PARIS: Vélos, trottinettes, caddies et même écran plat: on trouve de tout dans les eaux troubles du bassin de La Villette, pourtant un lieu de baignade estival à Paris où une opération de nettoyage et de sensibilisation a eu lieu samedi.
Pour la troisième fois en un quart d'heure, sous le regard d'un public fasciné, sur le quai de la Seine dans le XIXe arrondissement, Mehdi Bouriah perçoit un coup sec sur la corde entre ses mains, synonyme de prise à extraire. Jambes fléchies, le plongeur de 23 ans remonte en quelques secondes un vélo en libre-service rouillé et couvert d'algues.

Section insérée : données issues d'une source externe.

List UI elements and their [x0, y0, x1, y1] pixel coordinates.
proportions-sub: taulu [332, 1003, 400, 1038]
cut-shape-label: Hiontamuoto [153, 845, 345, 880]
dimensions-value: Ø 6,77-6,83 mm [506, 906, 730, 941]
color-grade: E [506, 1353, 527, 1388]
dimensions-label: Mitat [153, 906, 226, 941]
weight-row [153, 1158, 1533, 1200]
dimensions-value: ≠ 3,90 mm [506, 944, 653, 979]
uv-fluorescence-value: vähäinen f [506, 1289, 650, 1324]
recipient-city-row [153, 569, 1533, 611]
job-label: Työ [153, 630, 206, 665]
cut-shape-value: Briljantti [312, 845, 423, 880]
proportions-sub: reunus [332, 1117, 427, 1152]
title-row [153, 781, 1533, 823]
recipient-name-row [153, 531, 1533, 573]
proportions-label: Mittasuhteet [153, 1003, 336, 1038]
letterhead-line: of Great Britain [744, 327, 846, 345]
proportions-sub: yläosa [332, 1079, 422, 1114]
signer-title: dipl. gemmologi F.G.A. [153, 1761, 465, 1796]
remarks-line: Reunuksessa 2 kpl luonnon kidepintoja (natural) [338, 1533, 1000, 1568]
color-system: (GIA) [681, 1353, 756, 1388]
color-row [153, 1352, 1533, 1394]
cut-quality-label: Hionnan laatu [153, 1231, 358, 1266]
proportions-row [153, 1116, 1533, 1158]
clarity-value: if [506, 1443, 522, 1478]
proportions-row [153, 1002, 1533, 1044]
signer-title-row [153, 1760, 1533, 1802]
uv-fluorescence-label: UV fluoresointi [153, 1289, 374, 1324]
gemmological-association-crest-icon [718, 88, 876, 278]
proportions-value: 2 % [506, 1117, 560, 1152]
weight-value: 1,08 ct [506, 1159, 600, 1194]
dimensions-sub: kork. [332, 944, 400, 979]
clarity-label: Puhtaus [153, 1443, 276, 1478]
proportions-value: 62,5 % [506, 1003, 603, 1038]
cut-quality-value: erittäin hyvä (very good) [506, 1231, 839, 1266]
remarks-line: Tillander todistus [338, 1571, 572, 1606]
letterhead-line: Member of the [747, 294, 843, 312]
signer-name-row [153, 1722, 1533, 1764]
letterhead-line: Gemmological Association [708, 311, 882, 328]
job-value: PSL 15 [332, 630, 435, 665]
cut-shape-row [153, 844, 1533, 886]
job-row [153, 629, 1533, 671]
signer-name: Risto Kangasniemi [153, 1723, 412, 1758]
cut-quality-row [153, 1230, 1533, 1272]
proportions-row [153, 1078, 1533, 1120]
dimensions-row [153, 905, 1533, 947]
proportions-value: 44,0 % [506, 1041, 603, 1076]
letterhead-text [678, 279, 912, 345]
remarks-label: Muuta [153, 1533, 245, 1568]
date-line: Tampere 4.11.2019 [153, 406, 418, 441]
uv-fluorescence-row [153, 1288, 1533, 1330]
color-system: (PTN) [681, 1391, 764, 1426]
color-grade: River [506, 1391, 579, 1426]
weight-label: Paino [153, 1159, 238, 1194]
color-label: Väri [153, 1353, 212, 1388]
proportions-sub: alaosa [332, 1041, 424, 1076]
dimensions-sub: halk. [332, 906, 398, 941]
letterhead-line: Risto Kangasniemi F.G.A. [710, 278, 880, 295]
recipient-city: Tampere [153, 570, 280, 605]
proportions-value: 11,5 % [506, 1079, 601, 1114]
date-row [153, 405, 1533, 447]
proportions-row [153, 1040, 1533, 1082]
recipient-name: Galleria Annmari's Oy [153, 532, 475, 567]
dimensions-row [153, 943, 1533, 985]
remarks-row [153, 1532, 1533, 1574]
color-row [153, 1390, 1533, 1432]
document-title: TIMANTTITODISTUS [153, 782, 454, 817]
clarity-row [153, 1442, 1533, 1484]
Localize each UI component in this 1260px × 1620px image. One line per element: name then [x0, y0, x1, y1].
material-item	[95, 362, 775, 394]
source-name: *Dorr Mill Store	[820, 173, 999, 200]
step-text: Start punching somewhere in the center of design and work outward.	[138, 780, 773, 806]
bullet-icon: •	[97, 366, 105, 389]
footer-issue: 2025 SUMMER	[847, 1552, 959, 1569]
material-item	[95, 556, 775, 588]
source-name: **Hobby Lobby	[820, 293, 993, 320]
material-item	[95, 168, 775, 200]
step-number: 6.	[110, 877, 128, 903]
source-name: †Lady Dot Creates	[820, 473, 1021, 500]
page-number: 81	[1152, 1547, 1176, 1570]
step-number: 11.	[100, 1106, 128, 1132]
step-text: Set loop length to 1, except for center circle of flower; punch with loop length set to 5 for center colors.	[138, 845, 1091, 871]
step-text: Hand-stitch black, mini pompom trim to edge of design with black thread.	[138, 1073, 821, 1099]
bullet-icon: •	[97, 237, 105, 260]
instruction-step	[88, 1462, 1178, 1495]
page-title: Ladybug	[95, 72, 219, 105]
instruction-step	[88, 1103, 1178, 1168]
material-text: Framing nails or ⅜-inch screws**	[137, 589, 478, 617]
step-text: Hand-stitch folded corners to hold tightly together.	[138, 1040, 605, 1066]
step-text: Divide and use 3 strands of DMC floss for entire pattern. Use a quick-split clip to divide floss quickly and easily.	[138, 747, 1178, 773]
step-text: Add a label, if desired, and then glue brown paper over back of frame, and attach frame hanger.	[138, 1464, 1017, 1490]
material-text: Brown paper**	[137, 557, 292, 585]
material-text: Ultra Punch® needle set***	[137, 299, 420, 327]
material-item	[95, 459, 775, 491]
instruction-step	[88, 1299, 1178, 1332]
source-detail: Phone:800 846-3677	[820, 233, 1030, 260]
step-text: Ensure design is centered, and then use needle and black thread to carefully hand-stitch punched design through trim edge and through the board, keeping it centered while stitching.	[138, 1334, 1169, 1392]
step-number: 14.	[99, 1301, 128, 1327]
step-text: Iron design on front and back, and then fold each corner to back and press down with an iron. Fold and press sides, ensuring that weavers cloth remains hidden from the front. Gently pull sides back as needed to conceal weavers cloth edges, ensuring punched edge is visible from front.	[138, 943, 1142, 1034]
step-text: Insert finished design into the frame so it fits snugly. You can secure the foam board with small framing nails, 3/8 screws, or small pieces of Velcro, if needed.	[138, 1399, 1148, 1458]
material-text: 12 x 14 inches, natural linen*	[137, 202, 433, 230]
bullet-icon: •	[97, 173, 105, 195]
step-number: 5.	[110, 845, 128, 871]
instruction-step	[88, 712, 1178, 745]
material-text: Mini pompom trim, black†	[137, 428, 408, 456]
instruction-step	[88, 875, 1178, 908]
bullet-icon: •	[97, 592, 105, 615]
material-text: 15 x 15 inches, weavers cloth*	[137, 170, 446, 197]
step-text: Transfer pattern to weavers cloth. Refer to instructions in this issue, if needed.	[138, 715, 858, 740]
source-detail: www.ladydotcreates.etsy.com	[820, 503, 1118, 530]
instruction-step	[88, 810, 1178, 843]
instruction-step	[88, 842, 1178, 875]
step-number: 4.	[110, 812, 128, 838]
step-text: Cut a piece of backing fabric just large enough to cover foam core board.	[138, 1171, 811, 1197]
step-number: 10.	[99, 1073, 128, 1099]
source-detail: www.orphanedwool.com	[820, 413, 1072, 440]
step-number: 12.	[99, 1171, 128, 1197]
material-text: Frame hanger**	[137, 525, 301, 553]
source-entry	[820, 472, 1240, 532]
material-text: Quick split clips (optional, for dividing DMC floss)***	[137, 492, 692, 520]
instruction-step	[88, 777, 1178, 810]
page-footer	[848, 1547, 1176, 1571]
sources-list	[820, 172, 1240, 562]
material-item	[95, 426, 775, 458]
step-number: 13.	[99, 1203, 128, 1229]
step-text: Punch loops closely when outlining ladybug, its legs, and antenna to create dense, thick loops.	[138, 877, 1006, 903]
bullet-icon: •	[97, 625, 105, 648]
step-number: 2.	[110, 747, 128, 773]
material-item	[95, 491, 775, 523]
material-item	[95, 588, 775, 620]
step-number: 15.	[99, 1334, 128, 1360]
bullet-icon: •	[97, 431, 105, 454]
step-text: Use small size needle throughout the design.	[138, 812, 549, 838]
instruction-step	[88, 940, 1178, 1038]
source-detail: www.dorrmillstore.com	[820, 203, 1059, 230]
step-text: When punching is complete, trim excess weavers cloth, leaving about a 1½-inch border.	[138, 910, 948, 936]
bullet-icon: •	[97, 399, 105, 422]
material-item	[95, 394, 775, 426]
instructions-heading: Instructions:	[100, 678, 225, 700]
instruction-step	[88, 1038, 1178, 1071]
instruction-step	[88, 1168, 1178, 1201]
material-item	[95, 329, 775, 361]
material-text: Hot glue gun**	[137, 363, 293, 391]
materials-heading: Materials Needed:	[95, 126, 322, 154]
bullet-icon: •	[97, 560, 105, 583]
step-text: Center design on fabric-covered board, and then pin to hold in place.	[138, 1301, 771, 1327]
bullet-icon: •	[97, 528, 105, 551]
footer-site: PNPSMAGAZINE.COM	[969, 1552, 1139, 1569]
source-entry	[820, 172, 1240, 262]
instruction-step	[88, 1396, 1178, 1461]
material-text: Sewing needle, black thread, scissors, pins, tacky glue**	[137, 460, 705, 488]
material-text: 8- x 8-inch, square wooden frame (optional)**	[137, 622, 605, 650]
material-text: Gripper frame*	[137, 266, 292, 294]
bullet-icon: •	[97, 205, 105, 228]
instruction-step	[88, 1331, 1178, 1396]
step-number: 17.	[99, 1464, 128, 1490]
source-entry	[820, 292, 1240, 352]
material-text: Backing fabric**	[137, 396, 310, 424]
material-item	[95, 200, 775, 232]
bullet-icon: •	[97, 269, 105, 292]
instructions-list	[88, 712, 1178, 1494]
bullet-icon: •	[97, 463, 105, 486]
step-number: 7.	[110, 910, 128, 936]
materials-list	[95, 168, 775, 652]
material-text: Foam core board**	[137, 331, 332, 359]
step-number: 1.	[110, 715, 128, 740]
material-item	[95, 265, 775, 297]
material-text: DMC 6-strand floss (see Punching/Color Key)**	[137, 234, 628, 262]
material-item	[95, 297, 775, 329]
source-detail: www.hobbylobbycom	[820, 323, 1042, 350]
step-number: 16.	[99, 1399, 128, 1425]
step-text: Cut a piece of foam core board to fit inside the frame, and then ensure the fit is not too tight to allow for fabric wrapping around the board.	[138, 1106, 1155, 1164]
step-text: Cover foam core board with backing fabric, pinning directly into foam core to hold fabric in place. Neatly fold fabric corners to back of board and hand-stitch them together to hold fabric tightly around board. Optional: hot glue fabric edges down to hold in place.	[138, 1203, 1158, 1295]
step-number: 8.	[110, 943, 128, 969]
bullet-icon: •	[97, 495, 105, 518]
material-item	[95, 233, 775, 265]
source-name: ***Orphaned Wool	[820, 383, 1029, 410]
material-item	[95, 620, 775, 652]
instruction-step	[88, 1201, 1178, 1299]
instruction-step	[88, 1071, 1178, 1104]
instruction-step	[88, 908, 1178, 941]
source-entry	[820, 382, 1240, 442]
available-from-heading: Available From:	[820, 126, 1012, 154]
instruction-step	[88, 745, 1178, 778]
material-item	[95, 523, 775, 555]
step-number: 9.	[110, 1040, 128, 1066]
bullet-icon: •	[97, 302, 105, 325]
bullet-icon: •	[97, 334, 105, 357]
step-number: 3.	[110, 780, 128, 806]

Juste avant, son collègue Théo Richomme, dans son scaphandre autonome, avait déjà extrait, amarrés à un puissant crochet, une poussette et un énorme écran plat enfouis à 3 mètres de profondeur.
"Un écran plat, c'est la première fois", s'amuse Mehdi Bouriah tandis que l'autre scaphandrier sort de l'eau couvert d'algues. "On peut trouver de tout, c'est vraiment une déchetterie en dessous", commente Théo Richomme qui, sous l'eau, n'y voyait qu'à un mètre.
En deux heures, les six hommes du prestataire Fluvial nettoyage avaient déjà ramassé une vingtaine de Vélib' et cinq trottinettes du bassin (800 m sur 70), remplissant déjà la moitié d'une benne de 15 m3.
Et pourtant, "ce n'est pas un secteur sur lequel on ramasse énormément", assure le président de l'entreprise spécialisée Grégory Pech, selon lequel les "endroits moins fréquentés" comme le canal de l'Ourcq à Pantin (Seine-Saint-Denis), plus au nord, sont ceux qui concentrent "le plus de vélos".
Statuette en or ou armes
Quand ce ne sont pas des scooters, plus rares, ou des objets plus insolites: un coffre-fort, une statuette de bouddha en or ou un sac d'armes, raconte Mehdi Bouriah.
Lieu de rassemblement festif et donc de fins de soirées éméchées, le bassin de La Villette donne plutôt lieu à des concours de saut sur Vélib, selon ces pêcheurs en milieu hostile, qui opèrent depuis une ancienne barge ostréicole.
"C'est tellement entouré de gens sales que dans un mois, il y en aura autant, cela ne va pas rester (propre) comme ça", peste Sandrine Macé.
Cette riveraine de 53 ans estime que les auteurs de ces incivilités "n'ont rien à faire d'autre, malheureusement. Cela les amuse: on prend ce qu'on trouve et on le met dans le canal".
Depuis 2017, le bassin est pourtant redevenu un lieu de baignade estival avec l'animation Paris Plages, revenue poser ses parasols, chaises longues et cabanes du 9 juillet au 21 août. Et samedi, l'opération de nettoyage collectif, baptisée Ménage ton canal, avait aussi investi un lieu de baignade éphémère en plein centre du canal Saint-Martin.
Parmi les heureux nageurs, les adjoints à la mairie Pierre Rabadan, chargé de faire de la Seine un fleuve où l'on pourra se baigner pour les JO de 2024, et Dan Lert, en charge de la transition écologique.
"Il y a des relevés tous les jours", rassure Dan Lert (EELV), interrogé dans sa combinaison noire et bleue par l'AFP. "Si l'eau n'est pas de bonne qualité, elle n'est pas ouverte à la baignade", ce qui est déjà arrivé, rappelle-t-il.
"Je fais confiance, ça n'a pas l'air trop pollué", positive Chantal Decourbe, une habitante de Fontenay-aux-Roses (Hauts-de-Seine) âgée de 63 ans.
«Prendre soin» du canal
Les différentes opérations de nettoyage menées samedi sur le canal ont permis le ramassage de quatre tonnes de déchets, a indiqué Vianney Delourme, président d'Enlarge Your Paris, un média local à l'origine de l'initiative.
"C'est la démonstration de tout ce qu'on peut faire pour prendre soin de cet environnement particulier", dit-il en maillot de bain.
Resté en chemise, Sylvain Raifaud, le président du syndicat Autolib' Vélib' métropole (SAVM), doit lui faire face au mécontentement persistant des utilisateurs de Vélib', qui fête ses 15 ans en cette mi-juillet, depuis que Smovengo a remplacé JCDecaux comme opérateur en 2018.
Mais aussi à celui de Fluvial Nettoyage, payé pour ses ratissages de canal par les opérateurs privés de trottinettes et de vélos (Lime, Dott, Tier) mais pas par Smovengo, alors que les Vélib' sont ultra-majoritaires dans les "repêches".